One Hundred Years from Now is the sixth studio album from Dennis DeYoung.

The album was initially released in Canada in 2007, with the first single being the title track, which is a duet in French and English with Éric Lapointe.

The album was released in the United States on April 14, 2009. The track "Respect Me" was removed and tracks "Private Jones" and "There Was a Time" were added.

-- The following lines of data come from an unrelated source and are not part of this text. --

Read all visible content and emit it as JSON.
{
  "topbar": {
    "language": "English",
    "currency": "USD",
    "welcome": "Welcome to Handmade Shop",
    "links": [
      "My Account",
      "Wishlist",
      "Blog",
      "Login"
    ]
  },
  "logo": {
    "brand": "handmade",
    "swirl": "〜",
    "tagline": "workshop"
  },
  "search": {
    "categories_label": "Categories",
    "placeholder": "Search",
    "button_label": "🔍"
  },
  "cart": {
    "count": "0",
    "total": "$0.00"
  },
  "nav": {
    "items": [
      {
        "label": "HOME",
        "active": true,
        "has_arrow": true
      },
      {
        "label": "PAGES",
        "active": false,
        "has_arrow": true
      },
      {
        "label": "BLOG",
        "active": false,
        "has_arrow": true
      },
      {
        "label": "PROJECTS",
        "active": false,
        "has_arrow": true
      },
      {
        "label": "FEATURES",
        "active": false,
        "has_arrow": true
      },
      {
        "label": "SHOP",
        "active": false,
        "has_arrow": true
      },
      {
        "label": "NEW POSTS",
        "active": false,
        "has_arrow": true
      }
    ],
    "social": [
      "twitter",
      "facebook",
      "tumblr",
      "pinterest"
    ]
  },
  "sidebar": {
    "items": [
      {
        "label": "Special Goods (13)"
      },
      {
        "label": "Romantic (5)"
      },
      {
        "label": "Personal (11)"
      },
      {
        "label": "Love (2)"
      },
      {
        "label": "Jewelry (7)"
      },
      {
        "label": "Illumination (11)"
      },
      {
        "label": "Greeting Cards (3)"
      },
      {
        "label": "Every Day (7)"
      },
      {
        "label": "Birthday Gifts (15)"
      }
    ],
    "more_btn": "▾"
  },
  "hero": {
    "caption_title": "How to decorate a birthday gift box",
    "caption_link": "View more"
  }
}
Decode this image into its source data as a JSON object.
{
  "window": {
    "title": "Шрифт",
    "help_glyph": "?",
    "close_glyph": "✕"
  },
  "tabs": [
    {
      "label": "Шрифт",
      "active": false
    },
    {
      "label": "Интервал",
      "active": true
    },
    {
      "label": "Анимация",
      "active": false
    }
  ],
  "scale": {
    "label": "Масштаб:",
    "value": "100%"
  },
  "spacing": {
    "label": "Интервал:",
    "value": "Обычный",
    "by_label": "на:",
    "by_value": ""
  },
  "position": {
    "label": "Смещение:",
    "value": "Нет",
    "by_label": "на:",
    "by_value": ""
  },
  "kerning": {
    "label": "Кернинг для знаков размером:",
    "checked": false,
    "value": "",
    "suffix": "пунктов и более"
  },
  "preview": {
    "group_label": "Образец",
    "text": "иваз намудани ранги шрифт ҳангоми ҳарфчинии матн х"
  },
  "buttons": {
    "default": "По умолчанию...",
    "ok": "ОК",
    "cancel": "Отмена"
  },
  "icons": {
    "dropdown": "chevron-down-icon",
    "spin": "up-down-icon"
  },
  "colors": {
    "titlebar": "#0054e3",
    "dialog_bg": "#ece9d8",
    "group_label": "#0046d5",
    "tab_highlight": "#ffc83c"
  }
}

The title track was replaced with a solo recording in English.

Canada Track listing (2007)
All songs written by Dennis DeYoung, except as noted:

 "One Hundred Years from Now" (DeYoung, French lyrics by Éric Lapointe) - 5:03
 "This Time Next Year" - 3:45
 "Rain" - 4:35
 "Save Me" - 5:26
 "Breathe Again" - 5:11
 "Crossing the Rubicon" - 5:51
 "Respect Me" - 4:50
 "I Believe in You" - 4:59
 "Forgiveness" - 4:22
 "I Don't Believe in Anything" - 4:08
 "Turn Off CNN" - 3:05

US Track listing (2009)
All songs written by Dennis DeYoung:

 "One Hundred Years from Now" - 5:03
 "This Time Next Year" - 3:45
 "Rain" - 4:35
 "Crossing the Rubicon" - 5:51
 "Save Me" - 5:26
 "I Don't Believe in Anything" - 4:08
 "Private Jones" - 4:25
 "I Believe in You" - 4:59
 "There Was a Time" - 4:48
 "Breathe Again" - 5:11
 "Forgiveness" - 4:22
 "Turn Off CNN" - 3:05

Personnel
Dennis DeYoung: vocals, keyboards
Tom Dziallo: guitars, dobro
Ernie Denov: guitars, acoustic guitar
Stéphane Dufour: guitars
Jimmy Leahey: acoustic guitar
John Rice: acoustic guitar
Hank Horton: bass guitar, backing vocals
John Blasucci: additional keyboards on "Turn off CNN"
Kyle Woodring: drums
Matthew DeYoung: drums on "I Don't Believe in Anything"
Suzanne DeYoung: backing vocals on "Respect Me"
Kevin Chalfant: backing vocals
Ted Jensen: mastering

Album Artwork
The album artwork is Robert Addison's "Moonlit Merry-Go-Round". The same artist created a piece of art entitled "Paradise Theater", which was used as a model for "The Paradise Theater" album cover.